Castillo 'shocked' with Opening Day nod

Mariners' ace credits rotation mates, says '24 group best he's been apart of

March 19th, 2024

PEORIA, Ariz. -- In one of the least surprising developments in Mariners camp, was named the club’s Opening Day starter on Monday morning by manager Scott Servais. Yet, even with his standing as one of the best right-handers in the American League, Castillo himself said that he was surprised by the assignment.

Really? Why?

“I was a little shocked and super happy about it,” Castillo said through an interpreter one day later. “You guys might have known, but I didn't. I mean, we have such a talented rotation that it could go either way.”

Going further, Castillo called Seattle’s 2024 rotation -- which will also include George Kirby, Logan Gilbert, Bryce Miller and Bryan Woo -- the best that he’s ever been a part of.

“Apart from them being young and some of them have barely started their careers, I think that if they can stay healthy, we can be a very good team,” Castillo said.

In leading the charge for the March 28 opener at T-Mobile Park, Castillo will start opposite the Red Sox and up-and-coming righty Brayan Bello, who signed a six-year, $55 million extension earlier this month that signaled his long-term status within the organization.

This will be Castillo’s second straight season-opening start with Seattle after coming over at the 2022 Trade Deadline, and fourth of his career, dating back to his six seasons in Cincinnati.

“I'm already expecting all those good vibes and energy coming from the fans out in Seattle,” Castillo said.

Despite his pedigree, he was the obvious choice this spring, even within a loaded Mariners rotation -- the track record of his third career All-Star selection last season, a fifth-place finish in the American League Cy Young Award vote and his veteran standing within a young starting five above all.

Castillo said at this time last year that he had three explicit goals, and he accomplished the first two before a dip in September took him out of the race for the league’s top pitching award. He said Tuesday that the trifecta of ambition remains the same, as it has for the past seven years.

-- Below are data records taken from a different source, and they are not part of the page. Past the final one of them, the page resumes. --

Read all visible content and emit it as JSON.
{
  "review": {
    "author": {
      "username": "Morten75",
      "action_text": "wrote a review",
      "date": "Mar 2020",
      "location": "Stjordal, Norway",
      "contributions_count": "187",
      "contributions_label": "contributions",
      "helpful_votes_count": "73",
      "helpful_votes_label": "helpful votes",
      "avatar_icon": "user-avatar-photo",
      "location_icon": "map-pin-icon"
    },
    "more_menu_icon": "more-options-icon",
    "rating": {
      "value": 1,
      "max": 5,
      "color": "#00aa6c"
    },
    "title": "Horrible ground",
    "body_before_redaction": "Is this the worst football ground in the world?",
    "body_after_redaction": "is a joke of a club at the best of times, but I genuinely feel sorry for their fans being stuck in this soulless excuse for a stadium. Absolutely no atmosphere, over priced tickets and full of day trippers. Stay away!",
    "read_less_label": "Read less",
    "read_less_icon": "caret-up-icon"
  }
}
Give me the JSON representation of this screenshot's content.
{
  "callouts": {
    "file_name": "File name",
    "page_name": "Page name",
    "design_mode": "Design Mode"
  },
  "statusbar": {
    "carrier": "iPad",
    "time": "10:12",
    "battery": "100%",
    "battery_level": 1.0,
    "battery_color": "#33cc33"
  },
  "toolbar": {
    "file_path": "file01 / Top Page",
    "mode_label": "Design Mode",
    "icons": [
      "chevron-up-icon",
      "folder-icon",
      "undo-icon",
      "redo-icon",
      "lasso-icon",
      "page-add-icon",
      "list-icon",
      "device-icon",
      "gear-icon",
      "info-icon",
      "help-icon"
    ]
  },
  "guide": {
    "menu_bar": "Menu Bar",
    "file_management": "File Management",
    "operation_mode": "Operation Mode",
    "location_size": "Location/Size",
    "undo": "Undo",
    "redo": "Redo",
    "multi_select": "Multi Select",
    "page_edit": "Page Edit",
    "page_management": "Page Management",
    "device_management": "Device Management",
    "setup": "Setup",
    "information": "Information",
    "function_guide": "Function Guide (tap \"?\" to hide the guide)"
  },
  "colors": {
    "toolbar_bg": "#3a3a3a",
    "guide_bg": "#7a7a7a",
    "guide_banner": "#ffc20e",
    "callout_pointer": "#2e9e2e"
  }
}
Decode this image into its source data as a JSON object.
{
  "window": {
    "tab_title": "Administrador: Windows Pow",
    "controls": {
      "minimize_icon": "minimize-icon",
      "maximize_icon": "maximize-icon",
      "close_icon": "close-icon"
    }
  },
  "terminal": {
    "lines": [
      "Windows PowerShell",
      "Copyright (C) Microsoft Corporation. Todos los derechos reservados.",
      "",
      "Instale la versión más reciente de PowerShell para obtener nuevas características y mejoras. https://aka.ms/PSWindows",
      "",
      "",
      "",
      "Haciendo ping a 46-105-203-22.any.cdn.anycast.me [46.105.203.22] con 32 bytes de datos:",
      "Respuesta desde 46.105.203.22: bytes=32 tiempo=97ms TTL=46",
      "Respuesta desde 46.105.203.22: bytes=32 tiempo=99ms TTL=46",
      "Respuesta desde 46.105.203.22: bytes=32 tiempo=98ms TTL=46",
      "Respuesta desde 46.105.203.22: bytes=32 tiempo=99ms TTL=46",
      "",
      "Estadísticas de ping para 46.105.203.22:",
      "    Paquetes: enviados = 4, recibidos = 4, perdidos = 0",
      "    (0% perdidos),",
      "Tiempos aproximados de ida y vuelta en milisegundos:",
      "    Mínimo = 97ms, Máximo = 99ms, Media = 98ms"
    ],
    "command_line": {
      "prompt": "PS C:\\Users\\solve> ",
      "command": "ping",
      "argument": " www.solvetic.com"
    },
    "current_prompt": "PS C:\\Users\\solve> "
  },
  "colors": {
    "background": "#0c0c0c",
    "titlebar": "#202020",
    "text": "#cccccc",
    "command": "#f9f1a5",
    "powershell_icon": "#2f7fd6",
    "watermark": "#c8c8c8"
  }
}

“I think it's shifting a little bit like it often does with players,” Servais said. “I think Luis is looking to establish himself as maybe the elite pitcher in our league, instead of one of the elite pitchers in our league. And we'll see. You need to stay healthy and continue to get better and make adjustments and do all the things he's capable of doing.”

How, and why, is Castillo raising his internal expectations?

“A lot of it has to do with how much I love this game,” Castillo said. “If I chose this profession, it was for a reason and I'm going to give it 110% every time I get a chance to get on the mound. So I think that's what's led me this far in this career, having that mentality that I just want to keep improving in this profession.”

Castillo is entering the second year of a five-year, $108 million extension, which he signed less than two months after his arrival in the blockbuster trade that represented one of the Mariners’ most monumental moments post-rebuild. Beyond the dollars, he said back then that the comfort within the clubhouse was a big reason behind his desire to stay with Seattle. And for a player who likes to socially swim in the proverbial shallow end, it’s only grown since.

“Apart from having a talented group, I think communication has been a big key within this group,” Castillo said. “And you communicate with him so much that you become kind of a family.”

In three career Opening Day starts, Castillo is 0-1 with a 5.40 ERA (nine earned runs in 15 innings), 14 strikeouts, five walks, one homer allowed and a 1.07 WHIP. He did not factor into the game’s decision last year, when he twirled six shutout innings and gave up just one hit in an eventual win over Cleveland.